Friday, May 6, 2011

Sciopero Generale

                         "Let's be realists, let's dream the impossible"
                                                                           --Che Guevara

As every visitor to Italy knows, scioperi come and scioperi go--almost always before I can even glean what the strike was against, or what for. In fact, few people seem to know the purpose of all the various strikes, which tend to shut down our son's school about once a month, and the vaporetti for most of two Fridays per month. 

But today's strike was different. This one was in favor of 12 concrete and admirable proposals, ranging from issues affecting women, students, immigrants, workers and pensioners to upcoming referendums opposing nuclear power and the privatization of the water supply. Copies of these proposals were well circulated, and simultaneous demonstrations organized in three other towns in the region in addition to Venice. In Venice there was a march from Piazzale Roma to Campo Santo Stefano, where the rally you see above was held.

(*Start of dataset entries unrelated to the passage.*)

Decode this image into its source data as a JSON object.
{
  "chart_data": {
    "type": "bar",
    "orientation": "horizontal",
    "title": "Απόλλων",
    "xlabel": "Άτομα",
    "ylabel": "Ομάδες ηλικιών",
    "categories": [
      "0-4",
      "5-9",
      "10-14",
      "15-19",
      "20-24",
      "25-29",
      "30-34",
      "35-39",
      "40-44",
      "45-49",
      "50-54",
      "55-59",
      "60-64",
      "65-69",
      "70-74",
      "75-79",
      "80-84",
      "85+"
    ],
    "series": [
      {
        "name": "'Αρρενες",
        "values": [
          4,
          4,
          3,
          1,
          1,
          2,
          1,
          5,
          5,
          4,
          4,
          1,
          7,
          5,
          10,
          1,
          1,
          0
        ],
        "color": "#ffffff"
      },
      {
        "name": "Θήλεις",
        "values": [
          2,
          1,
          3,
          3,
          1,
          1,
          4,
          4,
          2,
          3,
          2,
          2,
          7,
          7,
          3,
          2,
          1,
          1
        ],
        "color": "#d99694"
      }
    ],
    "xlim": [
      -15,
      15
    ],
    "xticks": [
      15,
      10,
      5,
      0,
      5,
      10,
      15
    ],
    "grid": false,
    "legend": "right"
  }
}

I'm terrible at estimating the size of a crowd. There were at least 1,500 people. Perhaps 2,000? More than typically attend the games of Venice's Serie D calcio (soccer/football) team--and this was heartening to see. There was a good turnout of students from the university.

One man in the crowd--I kid you not--was smoking Che Guevara brand cigarettes. I saw him take one from a small vivid red box adorned with the face and name of the revolutionary. Don't know if Che would've been in favor of this kind of branding. At least it could have been cigars.


  1. This does sound like an admirable (and unusual) Italian strike!

    There are strikes that close your son's school? Do the teachers go on strike? How strange.

    Twice I've been in Venice when the vaporetti were on strike; I enjoyed seeing the canals a bit more empty.

  2. The strikes don't necessarily close the entire school. For the strike pictured in this entry the two very good teachers who teach my son's pre-school class (nicknamed "i gattini", or kittens) decided not to come to work, but I think that other teachers still taught their classes. For other strikes, the teachers may all be willing to work, but the women who cook lunch or help the kids use the restrooms and so on may decide to strike. If these women go out on strike for a half or full day then the school must close.

    I agree about the benefit of fewer vaporetti during a strike--but, of course, only on those days when I don't need to get quickly from one end of the city to the other!